Он заглянул в свою рюмку, потом поднял глаза на меня:

– Вы когда-нибудь видели Bergsturz – оползень?

– Нет.

– Я видел, – сказал он. – Всего однажды. Вот этот самый. Место для наблюдения было очень удобное. Я чувствовал себя так, словно сижу в королевской ложе мюнхенской Staatsoper, когда звучит замечательный хор из «Фиделио» Бетховена. Вся эта панорама расстилалась передо мной и немного ниже. Только слышно ничего не было. Сначала. Когда вдруг огромная стая птиц взвилась над лесом и закружилась в небе, я знал, что воздух заполнили их встревоженные крики, но до меня они не долетали. Я в удивлении смотрел на птиц и вдруг заметил, что выше леса, над широкой брешью, оставленной в нем прежним оползнем, покатились вниз несколько камней. А потом осыпь поползла вниз по всей своей ширине, и за мгновение перед этим в том лесу, наверное, вздрогнула каждая ветка. – Он сделал глоток. – Мы сейчас – как те птицы, – сказал он и сделал еще глоток. – Или как тот заяц.

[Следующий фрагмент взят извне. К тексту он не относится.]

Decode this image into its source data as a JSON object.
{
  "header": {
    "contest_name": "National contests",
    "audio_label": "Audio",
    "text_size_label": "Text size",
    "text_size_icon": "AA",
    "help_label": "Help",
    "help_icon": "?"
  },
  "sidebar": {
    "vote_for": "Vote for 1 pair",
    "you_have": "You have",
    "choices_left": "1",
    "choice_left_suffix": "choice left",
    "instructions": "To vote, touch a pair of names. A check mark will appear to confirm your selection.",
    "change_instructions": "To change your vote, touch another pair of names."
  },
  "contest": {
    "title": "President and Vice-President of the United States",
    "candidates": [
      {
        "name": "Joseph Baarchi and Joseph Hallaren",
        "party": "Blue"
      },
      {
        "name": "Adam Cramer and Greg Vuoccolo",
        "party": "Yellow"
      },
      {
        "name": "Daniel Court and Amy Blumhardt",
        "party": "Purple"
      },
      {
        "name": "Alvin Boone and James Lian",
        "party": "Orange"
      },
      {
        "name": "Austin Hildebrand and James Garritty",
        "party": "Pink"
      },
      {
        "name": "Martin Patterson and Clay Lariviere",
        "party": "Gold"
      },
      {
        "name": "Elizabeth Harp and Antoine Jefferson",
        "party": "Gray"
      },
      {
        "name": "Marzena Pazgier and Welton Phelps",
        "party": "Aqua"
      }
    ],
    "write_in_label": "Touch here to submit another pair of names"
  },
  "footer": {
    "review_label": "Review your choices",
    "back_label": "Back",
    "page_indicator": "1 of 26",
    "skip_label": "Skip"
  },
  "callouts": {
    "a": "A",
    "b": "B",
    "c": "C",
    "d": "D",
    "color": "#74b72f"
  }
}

Помолчав секунду, он продолжал:

– Заяц неподвижно сидел посреди луга. В бинокль он на таком расстоянии выглядел всего лишь бурым пятнышком, но мне казалось, что я вижу даже красные прожилки в его глазах – круглых, блестящих, испуганно выпученных, непонимающих. Мне казалось, что я слышу биение его сердца. Потом я увидел, как еще один камень – скорее валун – отделился от старой осыпи на краю леса. Потом еще один. Заяц встрепенулся. Только теперь я впервые услышал грохот. Не очень сильный, но он как будто заполнил собой все вокруг. Он доносился откуда-то из-за леса. Это было похоже на медленный, хриплый выдох. Или на стон боли. У подножья горы, за лесом, что-то происходило. Верхушки деревьев у дальнего края леса зашевелились. Как шерсть на загривке у большой собаки, немецкой овчарки, когда она ощетинивается. К этому времени вся полоса осыпи над лесом пришла в движение. Грохот, который доносился из-за леса, все усиливался. Там разыгрывались главные события. Мне было пока еще не видно, что происходит, но деревья уже содрогались в ужасе, а вверху, в небе, кружились и испускали беззвучные крики птицы. Наконец пополз вниз весь каменный массив. А потом все кончилось. И после того, как в горах замерли раскаты эха, наступила, я бы сказал, величественная тишина. Лишь голые камни остались на том месте, где только что был луг. И лес. – Дело в том, – произнес он педантичным тоном, – что перед этим прошли сильные дожди. А незадолго до них бурно таяли снега, которых в том году было необычно много.

– А заяц? – спросил я после паузы.

– Ах да, заяц, – отозвался он, словно извиняясь за свою забывчивость. – Когда на краю леса покатились первые большие камни, он поскакал по лугу. Но… – Он сделал еще глоток. – Но не успел.

Он стоял перед камином, снова обводя взглядом комнату.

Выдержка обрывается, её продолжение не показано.